Compose: `up --force-recreate` uses volumes from previous launch

Created on 13 Feb 2017  路  6Comments  路  Source: docker/compose

Problem: when I use docker-compose up --force-recreate and a volume has changed in the docker-compose.yml file, I get a warning saying that the newly created container still uses the old volume. This makes it quite complex to use the tool reliably in CD environment, since some changes wouldn't be actually be propagated to production (I'd prefer the tool to actually fail rather than issuing a warning).

I would expect that either docker-compose starts a new container with a new volume, or at least fails with an error

Example of the issue (tested on Ubuntu 16.04, docker-engine 1.13.1, docker-compose 1.11.0):

docker-compose.yml

cassandra:
    image: cassandra:2.1
alan@alan-virtualbox-mate:~/test-docker-compose-issue$ docker-compose up -d
Creating testdockercomposeissue_cassandra_1
alan@alan-virtualbox-mate:~/test-docker-compose-issue$

docker-compose.yml

cassandra:
    image: cassandra:2.1
    volumes:
      - /home/alan/test-docker-compose-issue/data:/var/lib/cassandra
alan@alan-virtualbox-mate:~/test-docker-compose-issue$ docker-compose up --force-recreate -d
Recreating testdockercomposeissue_cassandra_1
WARNING: Service "cassandra" is using volume "/var/lib/cassandra" from the previous container. Host mapping "/home/alan/test-docker-compose-issue/data" has no effect. Remove the existing containers (with `docker-compose rm cassandra`) to use the host volume mapping.
alan@alan-virtualbox-mate:~/test-docker-compose-issue$ 

Possibly related: #2481 and #2609 (I think it should have been solved, but I still get the behaviour).

kinquestion

Most helpful comment

You might want to try docker-compose down -v -f before the up command.

All 6 comments

You might want to try docker-compose down -v -f before the up command.

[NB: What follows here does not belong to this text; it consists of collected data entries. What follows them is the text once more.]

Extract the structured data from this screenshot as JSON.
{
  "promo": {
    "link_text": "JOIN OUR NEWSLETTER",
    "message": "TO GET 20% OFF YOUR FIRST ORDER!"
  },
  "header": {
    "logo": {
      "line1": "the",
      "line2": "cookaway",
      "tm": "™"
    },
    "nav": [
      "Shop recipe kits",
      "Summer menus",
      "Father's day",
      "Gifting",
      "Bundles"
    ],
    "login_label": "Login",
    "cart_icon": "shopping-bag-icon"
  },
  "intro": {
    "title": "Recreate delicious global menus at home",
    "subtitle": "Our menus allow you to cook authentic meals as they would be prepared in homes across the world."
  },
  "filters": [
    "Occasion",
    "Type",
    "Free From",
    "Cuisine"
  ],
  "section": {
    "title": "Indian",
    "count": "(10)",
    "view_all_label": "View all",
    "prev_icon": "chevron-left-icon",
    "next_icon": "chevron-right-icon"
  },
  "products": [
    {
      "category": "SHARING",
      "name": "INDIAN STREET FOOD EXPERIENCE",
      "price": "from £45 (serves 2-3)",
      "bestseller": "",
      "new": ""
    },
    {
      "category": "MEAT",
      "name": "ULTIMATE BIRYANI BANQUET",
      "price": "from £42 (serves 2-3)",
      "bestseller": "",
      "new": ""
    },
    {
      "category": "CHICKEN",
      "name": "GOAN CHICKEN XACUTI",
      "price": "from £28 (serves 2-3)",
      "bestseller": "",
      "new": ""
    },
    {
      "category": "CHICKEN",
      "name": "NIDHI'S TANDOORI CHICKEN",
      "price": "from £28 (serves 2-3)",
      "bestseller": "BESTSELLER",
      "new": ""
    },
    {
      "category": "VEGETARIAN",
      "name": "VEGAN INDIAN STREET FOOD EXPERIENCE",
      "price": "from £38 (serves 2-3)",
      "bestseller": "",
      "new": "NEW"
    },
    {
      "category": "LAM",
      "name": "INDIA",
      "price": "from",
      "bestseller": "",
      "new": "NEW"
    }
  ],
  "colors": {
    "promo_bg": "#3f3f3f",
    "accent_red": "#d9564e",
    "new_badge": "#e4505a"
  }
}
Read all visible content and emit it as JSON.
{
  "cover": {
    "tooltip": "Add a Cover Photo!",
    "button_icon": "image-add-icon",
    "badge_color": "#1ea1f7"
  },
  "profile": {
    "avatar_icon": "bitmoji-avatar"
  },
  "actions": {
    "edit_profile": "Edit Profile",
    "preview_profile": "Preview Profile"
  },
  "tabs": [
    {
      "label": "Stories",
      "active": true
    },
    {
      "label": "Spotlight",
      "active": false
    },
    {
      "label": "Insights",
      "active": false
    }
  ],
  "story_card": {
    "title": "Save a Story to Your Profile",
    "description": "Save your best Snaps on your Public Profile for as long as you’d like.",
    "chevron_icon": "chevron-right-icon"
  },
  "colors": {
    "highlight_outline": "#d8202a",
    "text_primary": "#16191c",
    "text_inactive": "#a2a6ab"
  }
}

I'm experiencing this bug too on Docker version 17.04.0-ce, build 4845c56.

Same here, docker-compose version 1.16.1, build 6d1ac21
Any update on this?

Sorry folks, but this is working as intended. As @Umkus points out, the way to proceed if you do not want to preserve data from previous runs is to run docker-compose down -v -f

@shin- how do you feel about adding a flag to support this use case?

The problem with doing a docker-compose down && docker-compose up is that it stops all the containers defined in the docker-compose.yml. By contrast, a docker-compose --recreate-even-if-it-removes-volumes would only need to recreate the containers whose mounts have changed.

docker-compose up --renew-anon-volumes might be what you are looking for.

    -V, --renew-anon-volumes   Recreate anonymous volumes instead of retrieving
                               data from the previous containers.